“That’s right! Ours was Imshee kelb.[3] Not so ’ard to remember as your Jane stuff.”
“Jane wasn’t so very ’ard—not the way Macklin used to put ’er,” Humberstall resumed. “I ’ad only six books to remember. I learned the names by ’eart as Macklin placed ’em. There was one, called Persuasion, first; an’ the rest in a bunch, except another about some Abbey or other—last by three lengths. But, as I was sayin’, what beat me was there was nothin’ to ’em nor in ’em. Nothin’ at all, believe me.”
“You seem good an’ full of ’em, any’ow,” said Anthony.
“I mean that ’er characters was no use! They was only just like people you run across any day. One of ’em was a curate—the Reverend Collins—always on the make an’ lookin’ to marry money. Well, when I was a Boy Scout, ’im or ’is twin brother was our troop-leader. An’ there was an upstandin’ ’ard-mouthed Duchess or a Baronet’s wife that didn’t give a curse for any one ’oo wouldn’t do what she told ’em to; the Lady—Lady Catherine (I’ll get it in a minute) De Bugg. Before Ma bought the ’airdressin’ business in London I used to know of an ’olesale grocer’s wife near Leicester (I’m Leicestershire myself) that might ’ave been ’er duplicate. And—oh yes—there was a Miss Bates; just an old maid runnin’ about like a hen with ’er ’ead cut off, an’ her tongue loose at both ends. I’ve got an aunt like ’er.
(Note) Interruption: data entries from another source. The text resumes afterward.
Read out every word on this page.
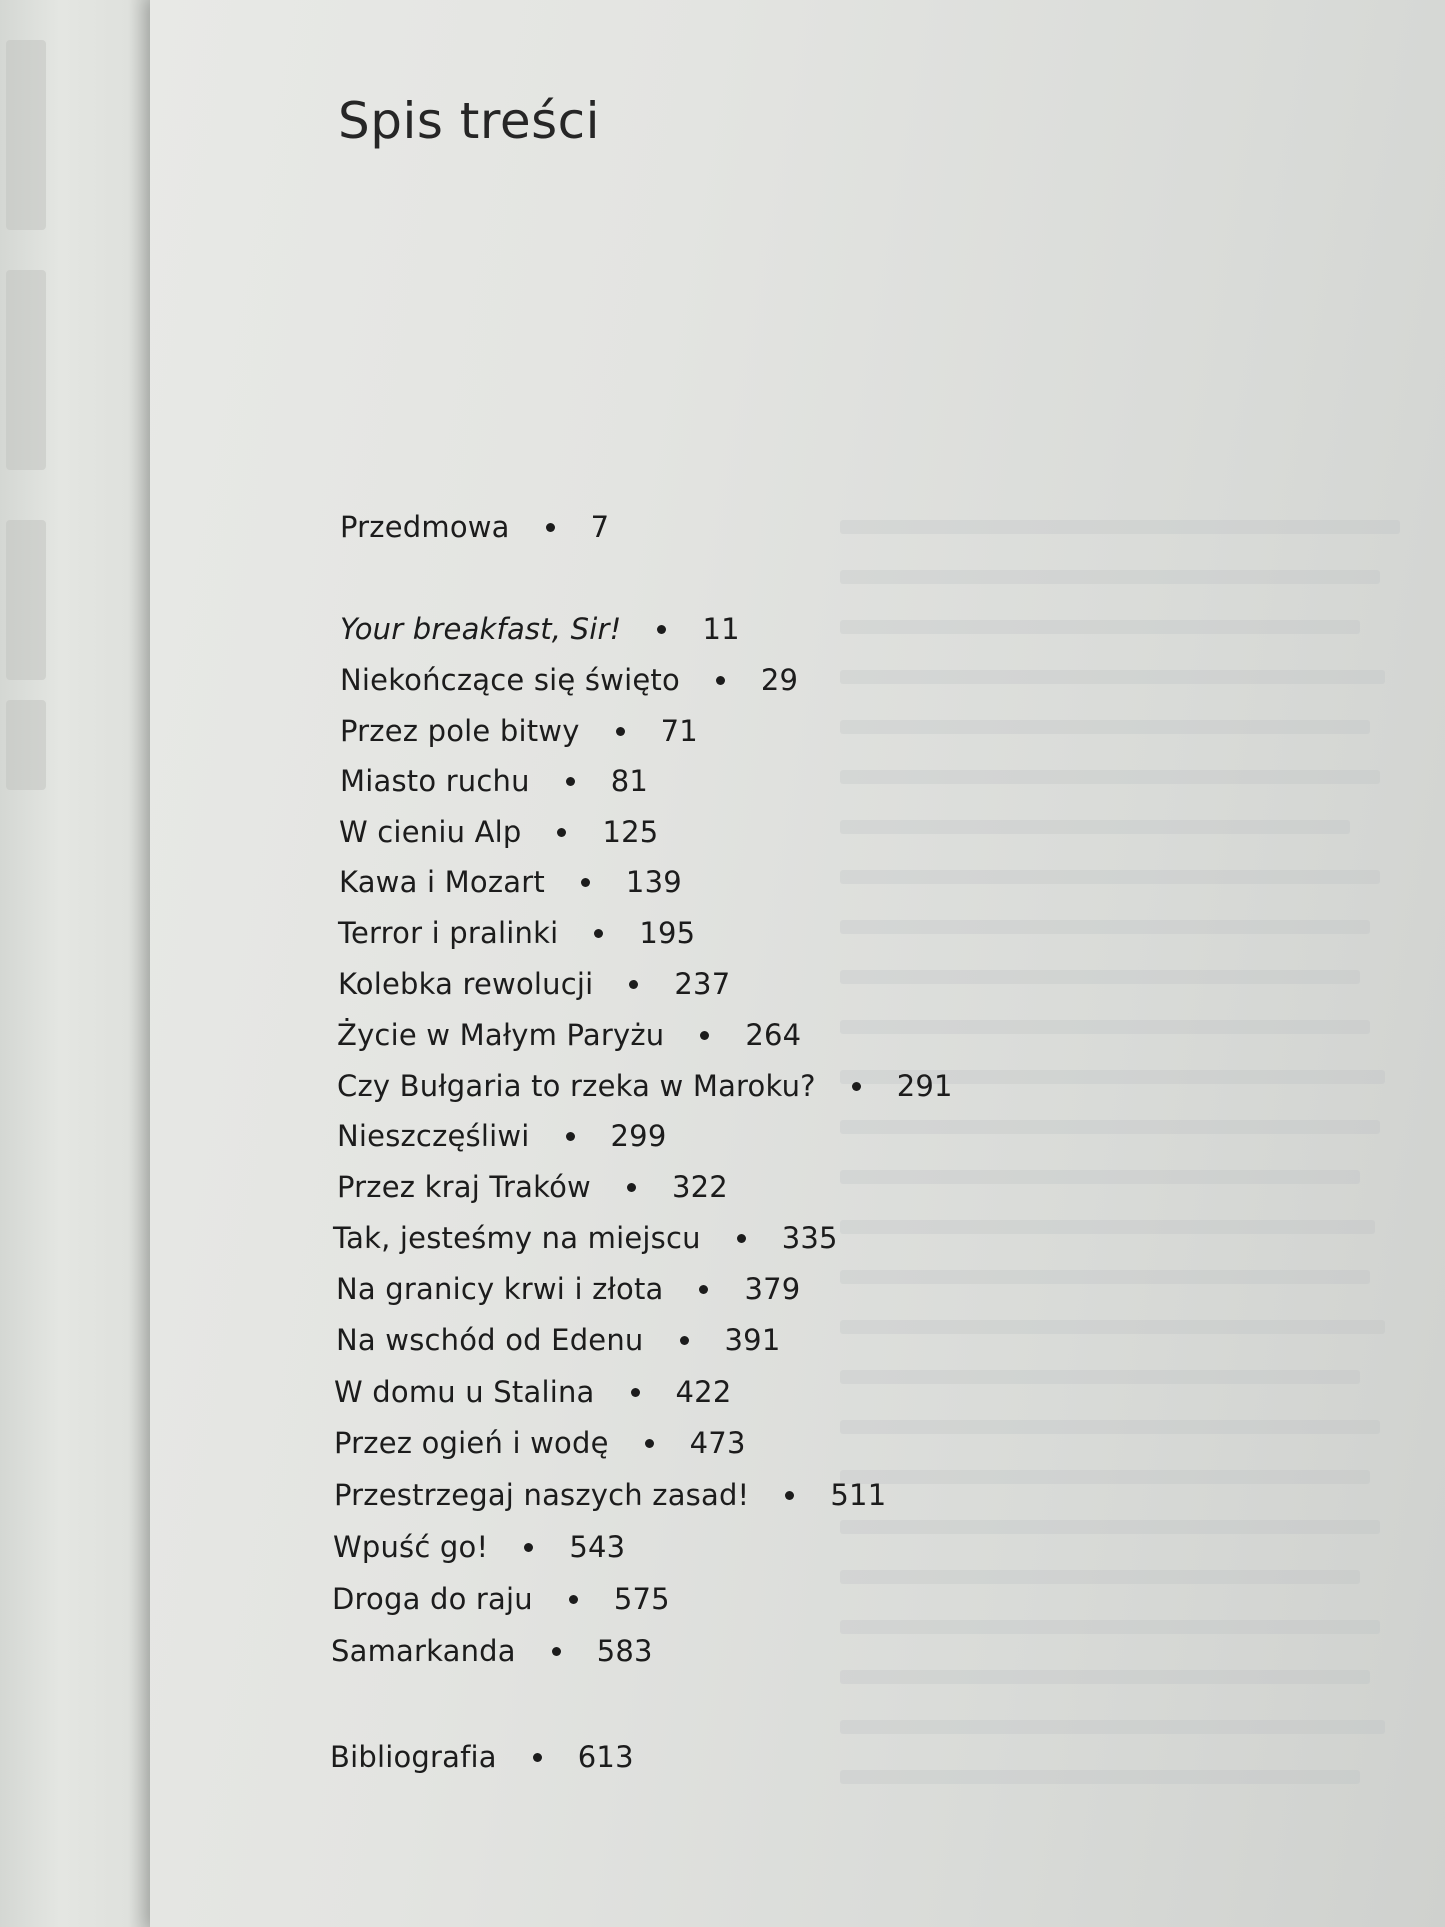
Spis treści
Przedmowa	7
Your breakfast, Sir!	11
Niekończące się święto	29
Przez pole bitwy	71
Miasto ruchu	81
W cieniu Alp	125
Kawa i Mozart	139
Terror i pralinki	195
Kolebka rewolucji	237
Życie w Małym Paryżu	264
Czy Bułgaria to rzeka w Maroku?	291
Nieszczęśliwi	299
Przez kraj Traków	322
Tak, jesteśmy na miejscu	335
Na granicy krwi i złota	379
Na wschód od Edenu	391
W domu u Stalina	422
Przez ogień i wodę	473
Przestrzegaj naszych zasad!	511
Wpuść go!	543
Droga do raju	575
Samarkanda	583
Bibliografia	613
Good as gold—but, you know.”
“Lord, yes!” said Anthony, with feeling. “An’ did you find out what Tilniz meant? I’m always huntin’ after the meanin’ of things meself.”
“Yes, ’e was a swine of a Major-General, retired, and on the make. They’re all on the make, in a quiet way, in Jane. ’E was so much of a gentleman by ’is own estimation that ’e was always be’avin’ like a hound. You know the sort. ’Turned a girl out of ’is own ’ouse because she ’adn’t any money—after, mark you, encouragin’ ’er to set ’er cap at his son, because ’e thought she had.”
“But that ’appens all the time,” said Anthony. “Why, me own mother——”
“That’s right. So would mine. But this Tilney was a man, an’ some’ow Jane put it down all so naked it made you ashamed. I told Macklin that, an’ he said I was shapin’ to be a good Janeite. ’Twasn’t his fault if I wasn’t. ’Nother thing, too; ’avin’ been at the Bath Mineral Waters ’Ospital in ’Sixteen, with trench-feet, was a great advantage to me, because I knew the names o’ the streets where Jane ’ad lived. There was one of ’em—Laura, I think, or some other girl’s name—which Macklin said was ’oly ground. ‘If you’d been initiated then,’ he says, ‘you’d ha’ felt your flat feet tingle every time you walked over those sacred pavin’-stones.’
“‘My feet tingled right enough,’ I said, ‘but not on account of Jane. Nothin’ remarkable about that,’ I says.
“‘’Eaven lend me patience!’ he says, combin’ ’is ’air with ’is little hands. ‘Every dam’ thing about Jane is remarkable to a pukka Janeite! It was there,’ he says, ‘that Miss What’s-her-Name’ (he had the name; I’ve forgotten it), ‘made up ’er engagement again, after nine years, with Captain T’other Bloke.’ An’ he dished me out a page an’ a half of one of the books to learn by ’eart—Persuasion, I think it was.”